Diary of Washington Associate Tobias Lear Offers Front-Row View of History

March 12, 2008 — Tobias Lear, secretary to George Washington and envoy to North Africa for President Thomas Jefferson, had a front-row seat to history. And he took notes.

Lear kept records of the lives and events around him. One of Lear's diaries, recently received by the University of Virginia's Albert and Shirley Small Special Collections Library, offers a firsthand glimpse of Washington's last days.

The newly acquired, 106-page diary covers the four months from June 24 to Oct. 23, 1803. It begins with Lear's marriage to his third wife, followed by his departure with $40,000 in gold for a diplomatic mission aimed at ending the growing conflicts with Barbary pirates in the North Atlantic.

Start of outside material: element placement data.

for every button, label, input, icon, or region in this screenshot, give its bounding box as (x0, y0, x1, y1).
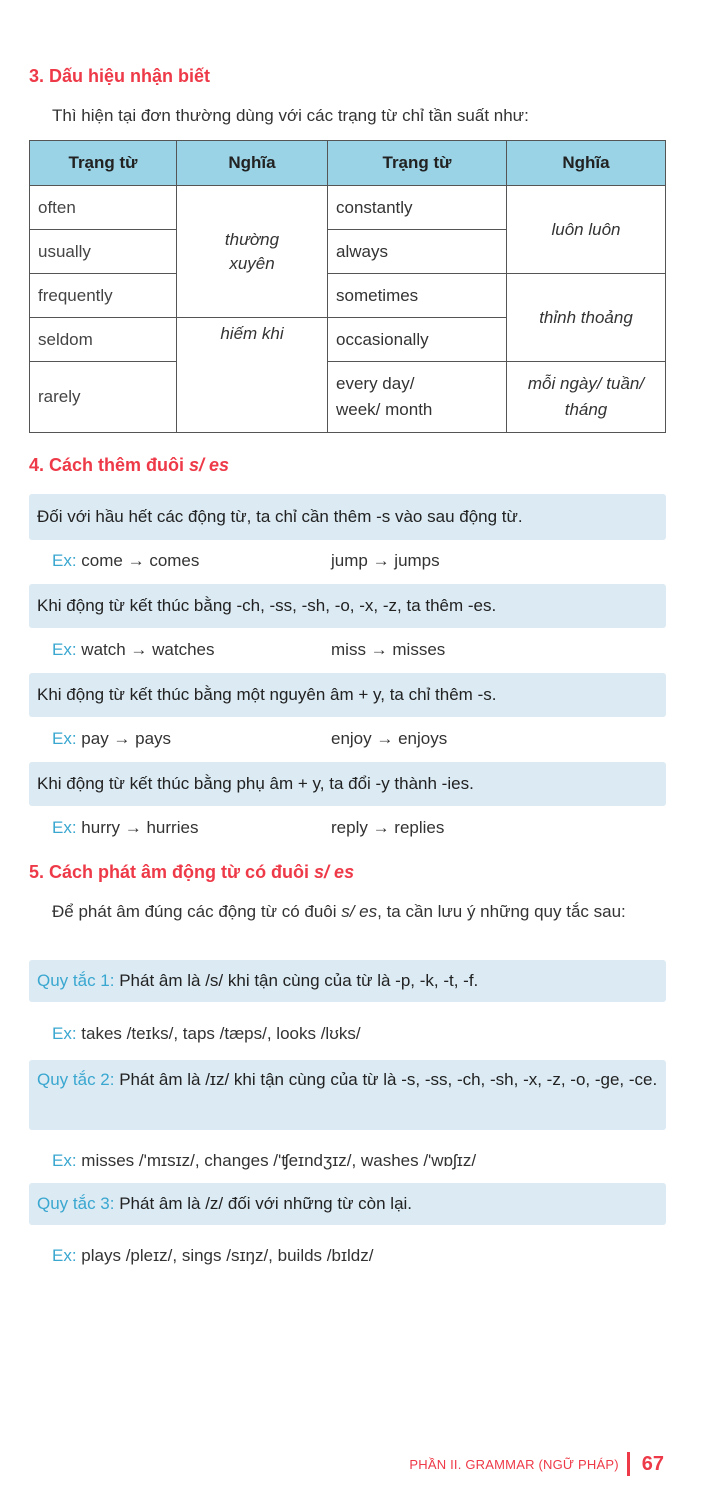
footer-divider (627, 1452, 630, 1476)
example-line-2: jump → jumps (331, 551, 440, 570)
example-line-2: enjoy → enjoys (331, 729, 448, 748)
adverb-table (29, 140, 666, 433)
example-line: Ex: hurry → hurries (52, 818, 199, 837)
section-5-title: 5. Cách phát âm động từ có đuôi s/ es (29, 862, 355, 882)
section-3-intro: Thì hiện tại đơn thường dùng với các trạng từ chỉ tần suất như: (52, 106, 529, 125)
example-line: Ex: come → comes (52, 551, 200, 570)
meaning-cell: thường xuyên (177, 186, 328, 318)
meaning-cell: luôn luôn (507, 186, 666, 274)
header-meaning-1: Nghĩa (177, 141, 328, 186)
header-meaning-2: Nghĩa (507, 141, 666, 186)
rule-bar: Đối với hầu hết các động từ, ta chỉ cần thêm -s vào sau động từ. (29, 494, 666, 540)
meaning-cell: mỗi ngày/ tuần/ tháng (507, 362, 666, 433)
adverb-cell: constantly (328, 186, 507, 230)
example-line: Ex: plays /pleɪz/, sings /sɪŋz/, builds /bɪldz/ (52, 1246, 374, 1265)
adverb-cell: sometimes (328, 274, 507, 318)
example-line-2: reply → replies (331, 818, 445, 837)
footer-section-label: PHẦN II. GRAMMAR (NGỮ PHÁP) (409, 1456, 619, 1472)
adverb-cell: frequently (30, 274, 177, 318)
adverb-cell: often (30, 186, 177, 230)
adverb-cell: every day/ week/ month (328, 362, 507, 433)
page-number: 67 (641, 1452, 664, 1475)
rule-bar: Khi động từ kết thúc bằng phụ âm + y, ta đổi -y thành -ies. (29, 762, 666, 806)
meaning-cell: hiếm khi (177, 318, 328, 433)
example-line: Ex: takes /teɪks/, taps /tæps/, looks /lʊks/ (52, 1024, 361, 1043)
adverb-cell: always (328, 230, 507, 274)
meaning-cell: thỉnh thoảng (507, 274, 666, 362)
rule-bar: Khi động từ kết thúc bằng -ch, -ss, -sh, -o, -x, -z, ta thêm -es. (29, 584, 666, 628)
example-line: Ex: watch → watches (52, 640, 215, 659)
rule-bar: Quy tắc 3: Phát âm là /z/ đối với những từ còn lại. (29, 1183, 666, 1225)
adverb-cell: usually (30, 230, 177, 274)
rule-bar: Khi động từ kết thúc bằng một nguyên âm + y, ta chỉ thêm -s. (29, 673, 666, 717)
section-4-title: 4. Cách thêm đuôi s/ es (29, 455, 230, 475)
header-adverb-2: Trạng từ (328, 141, 507, 186)
section-5-intro: Để phát âm đúng các động từ có đuôi s/ es, ta cần lưu ý những quy tắc sau: (52, 902, 626, 921)
adverb-cell: seldom (30, 318, 177, 362)
page-footer (409, 1452, 664, 1476)
header-adverb-1: Trạng từ (30, 141, 177, 186)
adverb-cell: rarely (30, 362, 177, 433)
example-line: Ex: misses /'mɪsɪz/, changes /'ʧeɪndʒɪz/, washes /'wɒʃɪz/ (52, 1151, 477, 1170)
rule-bar: Quy tắc 1: Phát âm là /s/ khi tận cùng của từ là -p, -k, -t, -f. (29, 960, 666, 1002)
example-line-2: miss → misses (331, 640, 446, 659)
rule-bar: Quy tắc 2: Phát âm là /ɪz/ khi tận cùng của từ là -s, -ss, -ch, -sh, -x, -z, -o, -ge, -ce. (29, 1060, 666, 1130)
example-line: Ex: pay → pays (52, 729, 172, 748)
adverb-cell: occasionally (328, 318, 507, 362)
section-3-title: 3. Dấu hiệu nhận biết (29, 66, 211, 86)
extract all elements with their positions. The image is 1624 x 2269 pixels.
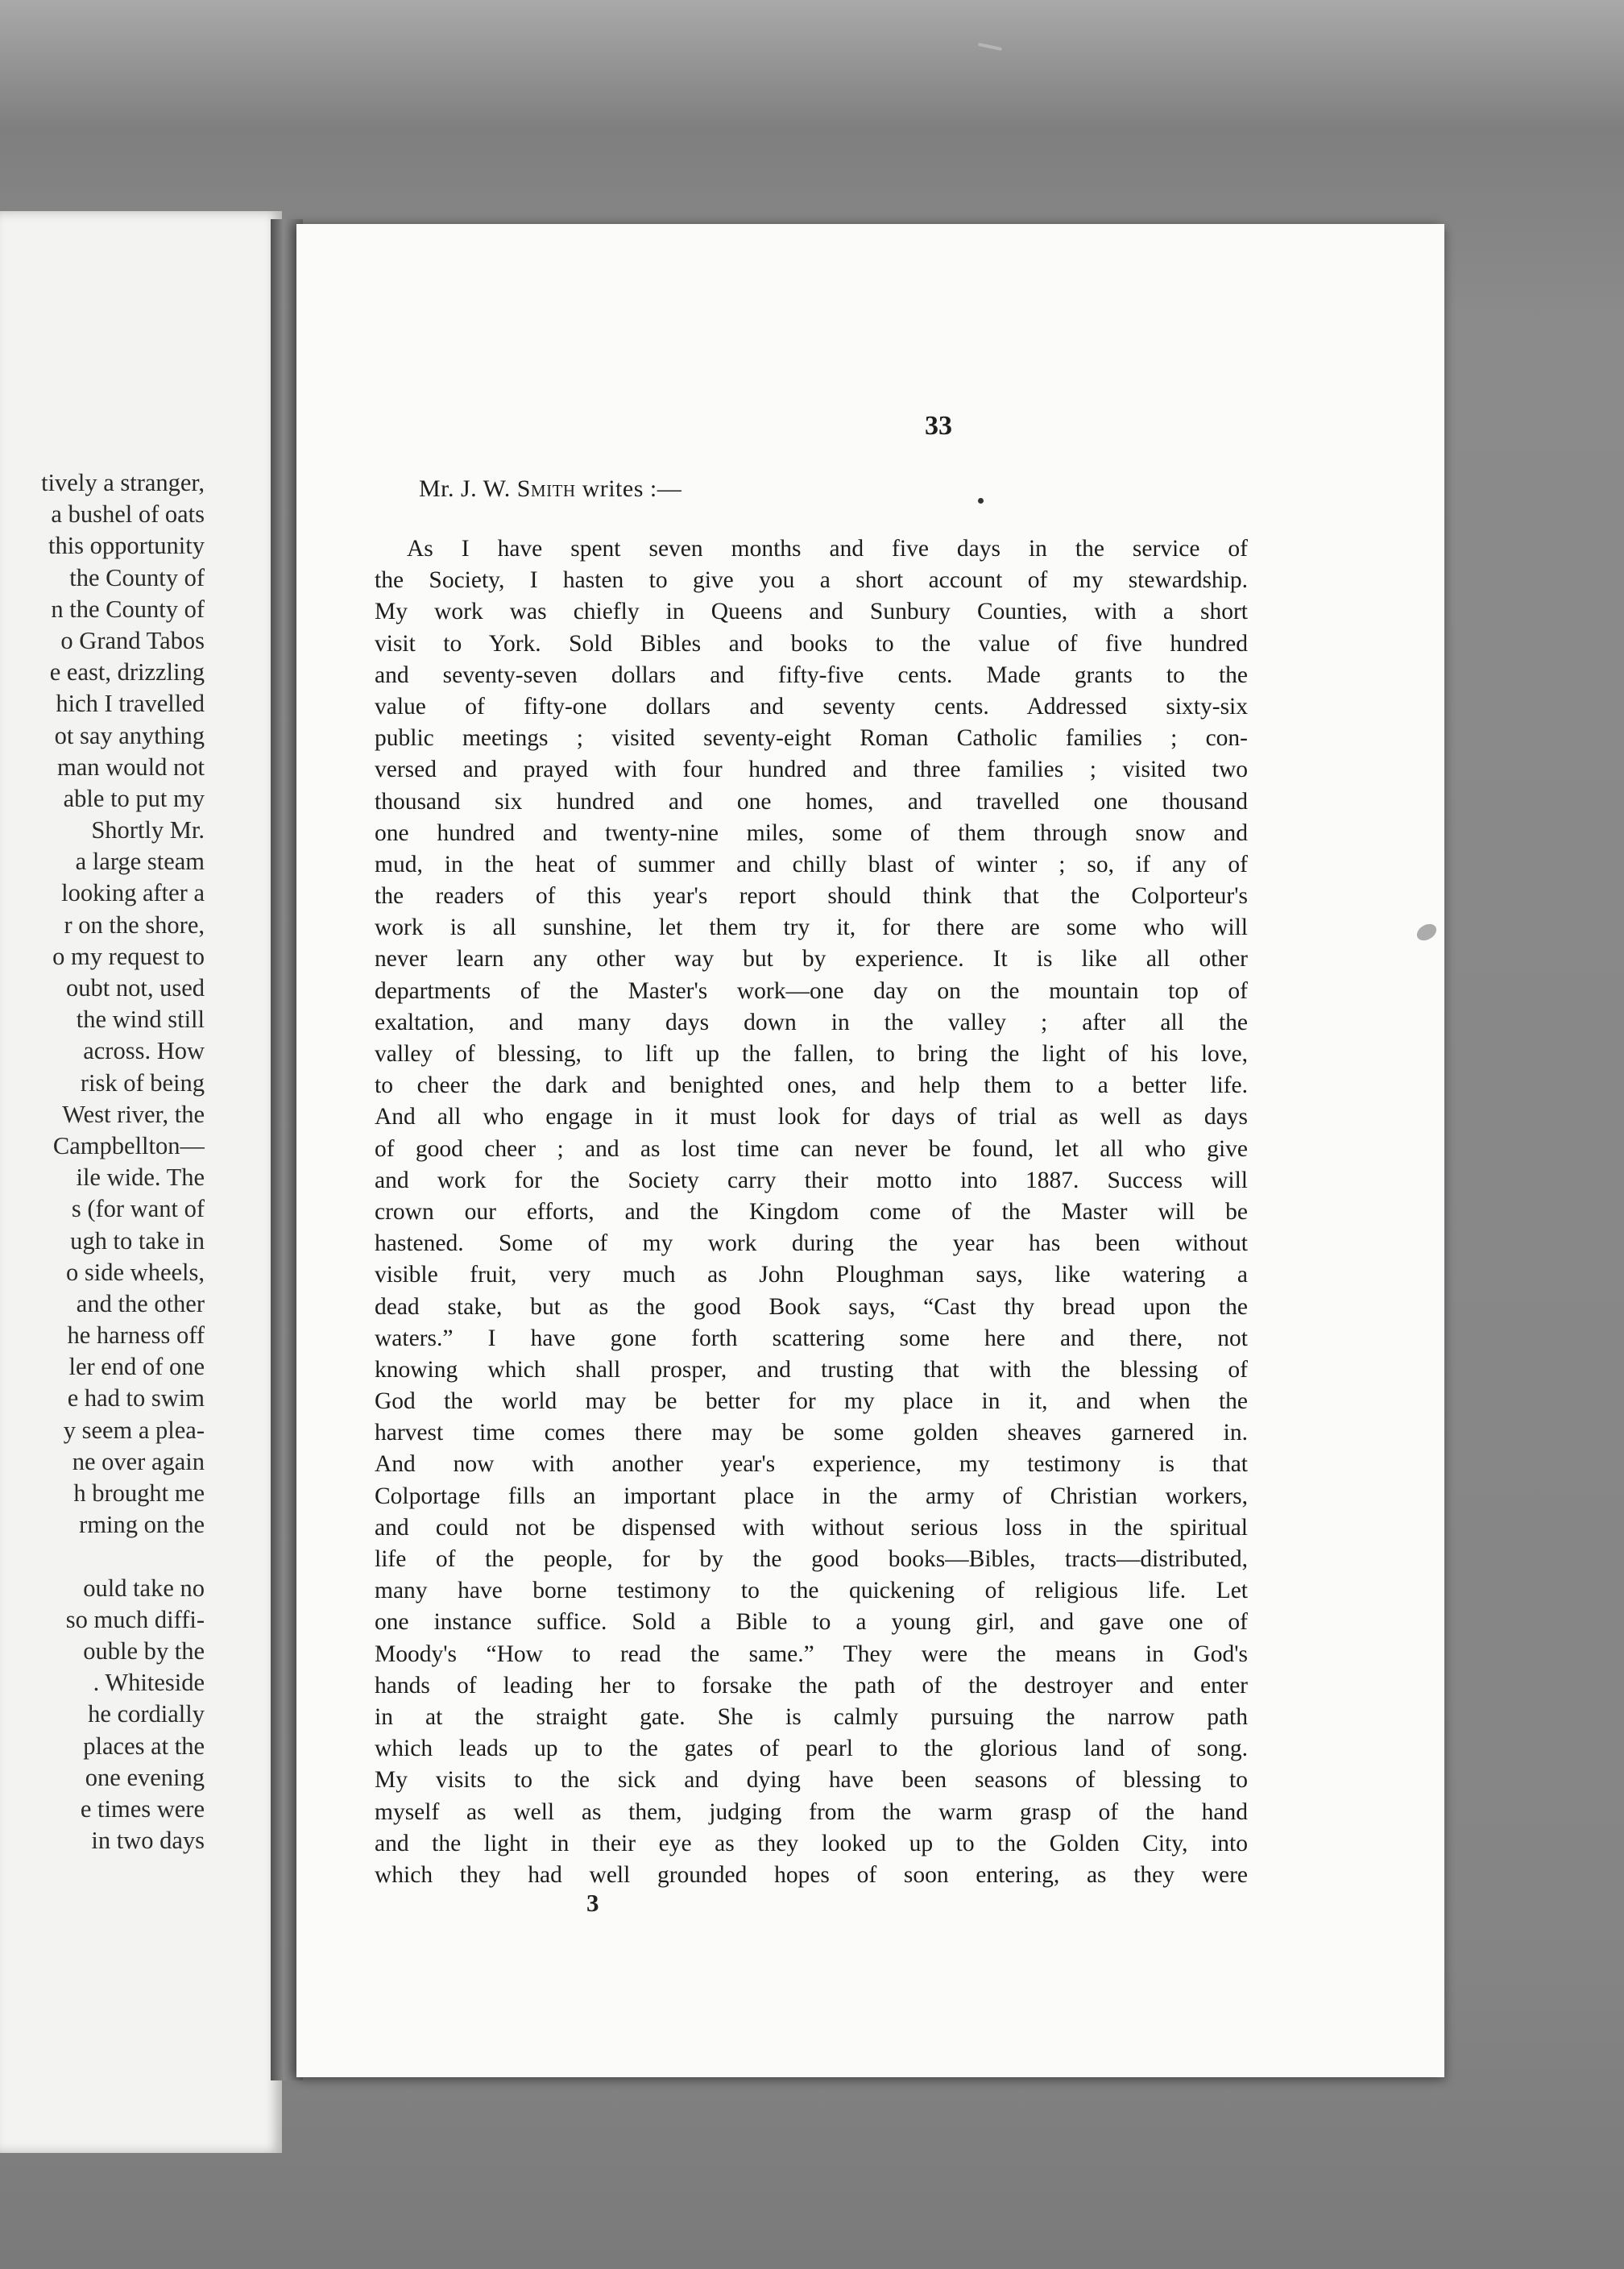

"Anything from Tobias Lear is valuable because of his connection with George Washington," said U.Va. history professor John Stagg, editor-in-chief of the Papers of James Madison project based at the U.Va. Library. Lear is also of value because of his role in the foreign affairs of the early republic, Stagg said.

Lear's diary includes accounts of dining with Thomas Jefferson and James Madison; his diplomatic mission to Algiers to negotiate a treaty with Tripoli, which had declared war on the United States; the capture of a United States ship; and assistance given to a British vessel.

The diary also mentions Lear's efforts to defend himself from what he claimed were baseless calumnies.

"There were rumors and accusations that Lear removed some of Washington's papers and documents from the study after Washington died [on Dec. 14, 1799] and these rumors persisted," said Michael Plunkett, a fellow at U.Va.'s Mary and David Harrison Institute of American History, Literature and Culture. "In this volume, Lear mentions the rumors, and while he is in Boston waiting ship's passage to North Africa, he apparently convened some kind of legal hearing on board the ship to counteract the charges and prove his innocence."

"One of his goals was to have his name cleared," said Shelah Scott, one of a quartet of sisters who donated the diary. "He was concerned people would think ill of him once he left the country."

The diary contains details of Lear's wedding to Frances Dandridge Henley. It was through this union that the diary was preserved. The volume surfaced in 2005 when Scott, of Charlottesville, and her three sisters — all descendants of Henley's brother — were cleaning out a family house in Wickford, R.I.

The diary was found among family papers in a woven-straw box that resembled a suitcase, Scott said. When Scott read an entry, written in "a neat hand," about the writer marrying Henley, she knew what it was, in part because her father had uncovered another Lear diary in the early 1950s. She said that volume, which recounts Washington's last days, was donated to Mount Vernon.

"It was very exciting," Scott said. "My sisters and I had a lot of fun reading it and talking about it."

While the diary, 8 1/4 inches tall by 4 1/2 inches wide, quarter-bound in calf leather with a marbled paper cover, was fun to read, the sisters were concerned about its safety. That it had survived as long as it had was miraculous.

"We believe it had been in that attic since 1948 and survived three hurricanes," Scott said, adding that the diary probably also rode out the Hurricane of 1938 in the attic of another house in Massachusetts.

Scott, a former president of the University of Virginia Library Associates, brought the diary to the Albert and Shirley Small Special Collections Library for safekeeping while they pondered what to do with the book. In 2007, they donated it to the library.

"We want it to be available and studied," Scott said. "For scholars of that period, this is really interesting."